Aerografite per le batterie delle auto elettriche

Le batterie per le auto elettriche costituiscono un problema per le case automobilistiche e per la stessa utenza. Gli automobisti si trovano a dover fare i conti con i chilometri di autonomia mentre gli ingegneri si trovano a dover equipaggiare una vettura con una batteria pesantissima che può penalizzare l’aerodinamica e le performance dell’intero veicolo. Il carbonio potrebbe fare al caso nostro e in particolar modo, la grafene e i nanotubi di carbonio potrebbero essere elementi essenziali.



I nanotubi di carbonio sono dei filamenti estremamente sottili ma incredibilmente forti. Una nuova strategia potrebbe tessere le tele dei nanotubi di carbonio per sviluppare una tecnologia leggera e forte che prende il nome di Aerographite.

Sviluppata presso l’Università di Kiel, in Germania, l’Aerografite è descritta come il materiale più leggero mai sviluppato, ha battuto anche i nanotubi di nichel della generazione precedente.
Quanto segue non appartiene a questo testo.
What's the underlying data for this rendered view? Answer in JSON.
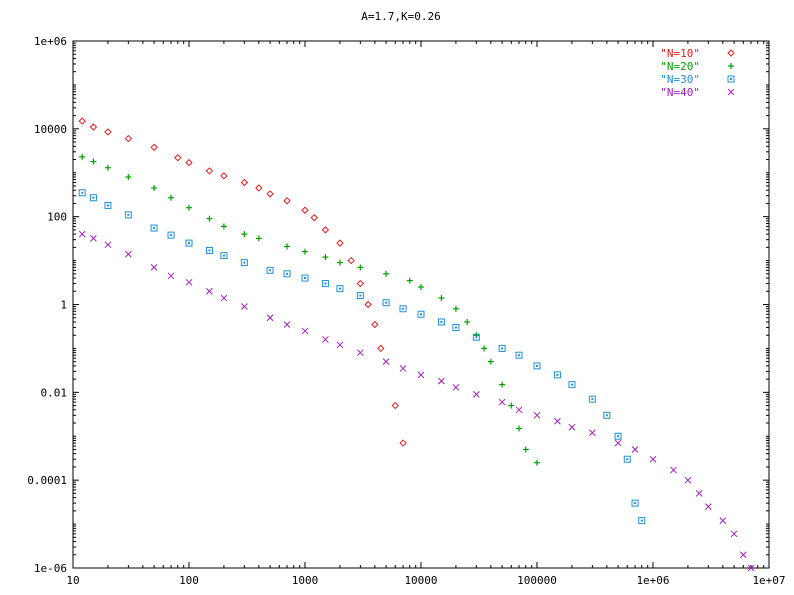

Secondo l’autorevole voce di The Register, l’Aerographite è 75 volte più leggera della stessa quantità del polistirolo.

Perché dovremmo interessarti all’Aerografite?
Tale materiale potrebbe vedere un’ampia applicazione nel futuro più immediato. Ora le case automobilistiche hanno investito troppo nelle batterie al litio e non possono sconvolgere la loro catena produttiva, tuttavia, il mercato della mobilità elettrica è appena sbocciato, è dinamico e pronto ad accogliere altre novità. L’Aerografite risulta un conducibile molto stabile ed è adatto per essere applicato negli elettrodi che si trovano nelle batterie delle auto elettriche.

La conducibilità dell’Aerografite, la sua leggerezza e l’alta resistenza, rendono questo materiale il candidato ideale per la produzione di batterie per auto elettriche più performanti, leggere e resistenti. Ciò significa che le gigantesche batterie che rendono un auto elettrica più “goffa” e pesante, possono diventare delle scatole leggere e adattabili.